/basil

Puppeteer web scraper with bespoke scripts and mods

Primary LanguageJavaScriptMIT LicenseMIT

Basil

Puppeteer web scraper bundled with a selection of scripts for a variety of use cases.

Built on Puppeteer

Installation

Clone the repo by your preferred method. From the root of the repo run:

npm install

Usage

Here's how to manage configurations, run scripts, and handle output.

Configuration file

Basil runs Puppeteer scripts to scrape web data from a configuration file. The configuration file tells Basil:

  • how many browser instances to launch
  • how it should acquire a list of URLs to scrape
  • which script to run
  • what elements specific to that script it should look for

The configuration file comprises an array of JavaScript objects, each one is a configuration which can be selected to run with a given parameter.

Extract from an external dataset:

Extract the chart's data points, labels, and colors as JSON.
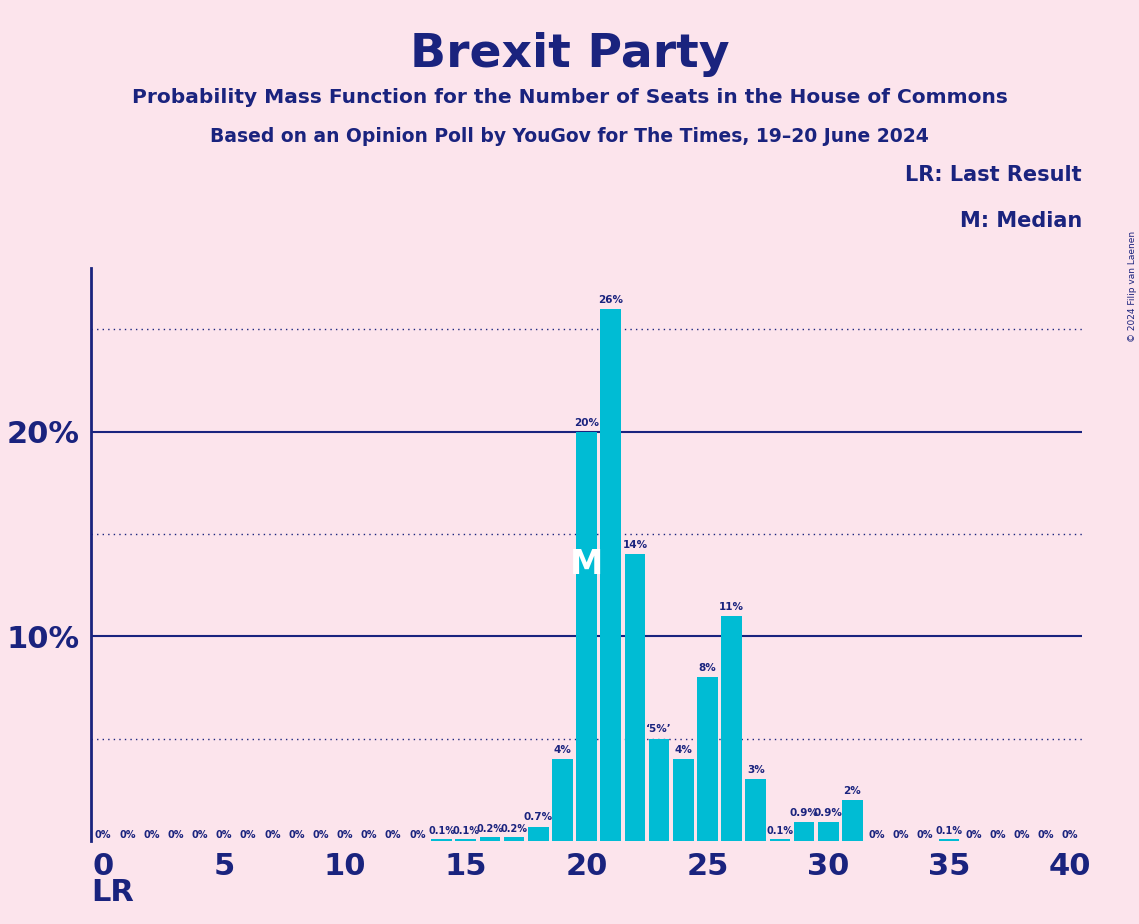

It is stored in: ./config.json

The format of a single configuration is:

{
    "configName": "gtm-data-layer",
    "parallel": 8,
    "output": "output/file.csv",
    "input": "input/file.csv",
    "urlSitemap": "https://example.com/sitemap",
    "pageList": {
        "startUrl": "https://www.example.com/courses",
        "linkSelector": "::-p-xpath(//a[@class='m-snippet__link'])",
        "moreItems": "(//button[contains(@aria-label, 'Go to page') and .//span[contains(@class, 'chevron--right')]])[1]"
    },
    "scrollList": {
        "startUrl": "https://blog.justinmallone.com/tag/microblog/",
        "linkSelector": "a.post-card-content-link",
        "maxScrolls": 10
    },
    "script": {
        "name": "gtmDataLayer",
        "params": 
        [
            {"key": "containerID", "value": "GTM-YOURID"},
            {"key": "gtmAttributeName", "value": "pageID"}
        ]
    }
}

This comprises:

Attribute name Description Optional / mandatory
configName String: name for the config used to select the config to run M
parallel Integer: the number of Chrome instances to launch at once. An upper limit of 8 is recommended. M
output String: file path to save results. Default is output/webscrape.csv O
input String: file path of a single column CSV of URLs to scrape O
urlSitemap String: URL for a sitemap to use for a list of URLs to scrape O
pageList Object: details of a page with links to acquire for scraping.

startUrl: page to begin.

linkSelector: DOM elements containing link value to scrape.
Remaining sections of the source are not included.